Recently, former Provost John Etchemendy sent a letter to the editor in which he made several false and misleading claims criticizing Abolish Stanford and defending the Stanford University Department of Public Safety (SUDPS). Throughout the letter, Etchemendy demonstrated an ignorance of both student demands and abolitionist principles, arguing for a misleading position of “community safety” that relies fundamentally on carceral solutions.
The former Provost’s comments — which argue that we should “promulgate the standards and style of SUDPS nationwide” — are alarming in the context of SUDPS’s violent history. Etchemendy consistently positions SUDPS as an exception to the long history of police violence, but it was during his tenure as Provost that an SUDPS Deputy was involved in the murder of East Palo Alto resident Pedro Calderon at the base of Stanford foothills. No reparations were ever made to Calderon’s family, and Stanford — as Etchemendy’s own comments indicate — seldom acknowledges that the event occurred.
Etchemendy’s letter is part of a larger pattern to which we’ve grown accustomed: Administrators pay lip service to ideas of “equality” and “justice” while actively refusing to take any concrete steps to realize these ideals.
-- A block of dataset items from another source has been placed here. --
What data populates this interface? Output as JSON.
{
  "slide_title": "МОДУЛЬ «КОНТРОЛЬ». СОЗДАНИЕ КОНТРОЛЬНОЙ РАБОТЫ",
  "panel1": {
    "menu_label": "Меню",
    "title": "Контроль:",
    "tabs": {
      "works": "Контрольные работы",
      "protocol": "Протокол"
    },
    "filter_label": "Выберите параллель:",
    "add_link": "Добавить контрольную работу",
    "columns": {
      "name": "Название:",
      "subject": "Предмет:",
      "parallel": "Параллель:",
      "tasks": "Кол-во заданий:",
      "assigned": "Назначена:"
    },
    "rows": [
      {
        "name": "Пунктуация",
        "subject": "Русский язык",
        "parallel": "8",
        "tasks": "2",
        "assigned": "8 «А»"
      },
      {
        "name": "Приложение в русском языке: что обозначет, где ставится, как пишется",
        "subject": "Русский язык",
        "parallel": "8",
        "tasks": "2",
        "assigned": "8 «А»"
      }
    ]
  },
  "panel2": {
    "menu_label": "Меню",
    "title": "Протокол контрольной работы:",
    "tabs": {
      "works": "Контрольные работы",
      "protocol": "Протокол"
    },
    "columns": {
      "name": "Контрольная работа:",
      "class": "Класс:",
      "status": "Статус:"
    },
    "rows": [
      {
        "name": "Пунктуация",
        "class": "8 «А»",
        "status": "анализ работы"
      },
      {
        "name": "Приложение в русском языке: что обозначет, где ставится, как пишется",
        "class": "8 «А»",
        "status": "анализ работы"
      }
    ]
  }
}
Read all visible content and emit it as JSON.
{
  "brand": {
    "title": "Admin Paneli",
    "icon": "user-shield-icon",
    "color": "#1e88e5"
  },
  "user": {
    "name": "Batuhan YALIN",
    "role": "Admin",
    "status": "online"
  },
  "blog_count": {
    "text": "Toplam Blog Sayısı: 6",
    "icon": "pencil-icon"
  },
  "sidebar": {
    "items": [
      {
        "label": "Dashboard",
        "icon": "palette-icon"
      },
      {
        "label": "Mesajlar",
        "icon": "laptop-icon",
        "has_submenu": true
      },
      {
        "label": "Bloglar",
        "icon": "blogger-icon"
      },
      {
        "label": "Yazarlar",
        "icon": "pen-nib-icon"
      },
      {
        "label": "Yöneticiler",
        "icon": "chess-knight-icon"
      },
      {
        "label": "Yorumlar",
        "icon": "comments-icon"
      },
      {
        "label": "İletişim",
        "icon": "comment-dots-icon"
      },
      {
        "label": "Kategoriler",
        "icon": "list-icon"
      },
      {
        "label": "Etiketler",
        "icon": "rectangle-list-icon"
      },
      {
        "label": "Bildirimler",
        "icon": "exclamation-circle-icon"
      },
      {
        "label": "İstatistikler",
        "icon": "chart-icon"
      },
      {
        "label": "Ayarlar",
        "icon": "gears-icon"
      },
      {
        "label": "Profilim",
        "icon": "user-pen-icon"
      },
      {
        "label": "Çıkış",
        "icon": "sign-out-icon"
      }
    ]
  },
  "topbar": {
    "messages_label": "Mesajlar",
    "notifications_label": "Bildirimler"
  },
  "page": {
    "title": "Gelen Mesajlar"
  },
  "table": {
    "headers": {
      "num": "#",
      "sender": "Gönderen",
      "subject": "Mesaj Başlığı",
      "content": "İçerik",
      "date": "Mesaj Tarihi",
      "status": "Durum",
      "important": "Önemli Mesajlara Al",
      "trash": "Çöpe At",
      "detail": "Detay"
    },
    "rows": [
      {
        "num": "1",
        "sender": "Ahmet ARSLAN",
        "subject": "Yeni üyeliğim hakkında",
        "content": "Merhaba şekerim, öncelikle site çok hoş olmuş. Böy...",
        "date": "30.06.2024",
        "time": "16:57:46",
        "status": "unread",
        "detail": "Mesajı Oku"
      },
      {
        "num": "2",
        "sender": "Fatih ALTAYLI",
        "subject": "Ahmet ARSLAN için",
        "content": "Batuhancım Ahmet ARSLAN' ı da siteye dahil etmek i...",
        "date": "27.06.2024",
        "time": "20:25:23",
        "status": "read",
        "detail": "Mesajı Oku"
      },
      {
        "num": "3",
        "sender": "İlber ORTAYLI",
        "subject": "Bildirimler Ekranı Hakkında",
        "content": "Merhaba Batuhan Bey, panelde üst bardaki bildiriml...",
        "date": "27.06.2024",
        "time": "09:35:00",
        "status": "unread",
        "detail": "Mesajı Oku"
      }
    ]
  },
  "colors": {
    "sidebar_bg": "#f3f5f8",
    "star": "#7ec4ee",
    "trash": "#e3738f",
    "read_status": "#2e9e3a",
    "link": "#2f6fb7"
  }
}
Last week, on the one-year anniversary of the murder of George Floyd by the racist Minneapolis Police Department, students received an email from four Vice Provosts that “thank[ed] our community centers, student leaders and student organizations for continuing a legacy of activism focused on the most vulnerable,” citing the Black Lives Matter memorial Abolish Stanford helped construct on the Oval last June, and recognizing “those creating change after so much unconscionable loss.” Conveniently, their email omitted the fact that when the BLM memorial was actually up on the Oval, we were repeatedly informed that we had to take it down, or the administration would take it down for us.
Acknowledging the importance of scrutinizing University messaging and uplifting the truth, we at Abolish Stanford would like to take the opportunity to respond to some of the wildy deceptive claims advanced in Etchemendy’s May 20 letter to the editor.
Etchemendy opens with the misleading assertion that a previous Daily article covering our Abolition May rally “does not recount any complaints” about SUDPS because the department “provides a blueprint of community policing.” His suggestion is that the Stanford community simply has no complaints about SUDPS. But as many, many, many op-eds in the Daily have already noted, this is categorically false.
Despite Etchemendy’s assertions that SUDPS officers are “familiar” with the needs of the student community, interactions between Stanford cops and students have routinely proven otherwise. Stanford police are not waiting in the shadows on Santa Teresa to get to know the community better; they are racially profiling and terrorizing Black students where they live. And when Stanford allows its police to respond to a student mental health call armed with guns holding rubber bullets — which can cause fatal nerve damage despite their label as “non-lethal weapons” — they prove that they have ignored the demands of the student community, who have consistently called for non-punitive, non-carceral responses to mental health crises. Regardless of Etchemendy’s perception, SUDPS police do not know nor support the needs of the student community.
Etchemendy’s misconception of “community policing” is not at all unique. Stanford is one of the over 95% of four-year colleges with a student population greater than 2,500 that has their own law enforcement agency; these schools justify the existence of their police forces with similar arguments. But, there are countless instances of racial profiling, brutality, sexual assault and murder by these supposedly exceptional police forces. Thus, when Etchemendy asserts that SUDPS officers are somehow more dedicated to ideas of community safety than the “swaggering big city cop,” he relies on an already-debunked myth of campus cop exceptionalism so as to disregard the violence that SUDPS has inflicted on countless communities on and off campus.
For a professor whose research interests include logic, Etchemendy’s characterizations of our demands are startlingly illogical. From day one, Abolish has advocated not only for defunding SUDPS, but abolition everywhere. Etchemendy only manages to make one correct observation: “Stanford does not have to maintain its own police force.”
As we revealed at our rally, of the 1,015 incidents SUDPS responded to in 2020, 89.7% were “nonviolent”, and 64% were simply closed with no action. Even in the 10.3% of incidents which were deemed “violent,” police were and continue to be incapable of preventing harm; they do nothing, or they escalate the situation. And yet, as Etchemendy indicates, it is an active administrative choice to funnel resources into this false form of “public safety.”
We are not advocating, as Etchemendy suggests, for a “utopian” solution. Abolition takes work. We understand that it does not happen in a vacuum, and that liberation must extend across the peninsula and center the demands of those who have been most heavily victimized by police violence.
Many students on campus already have no need for campus policing, an institution that serves mainly to protect the financial interests of the University and abuse and surveil communities of color. Public safety results not from million-dollar police budgets and capital projects, but by addressing the social roots of inequality and mental health, and by paying reparations to the surrounding communities that Stanford continues to gentrify, police and vilify.
This is the work we at Abolish Stanford are committed to doing, together. We have no need for policing because the police do not keep us safe; we keep us safe.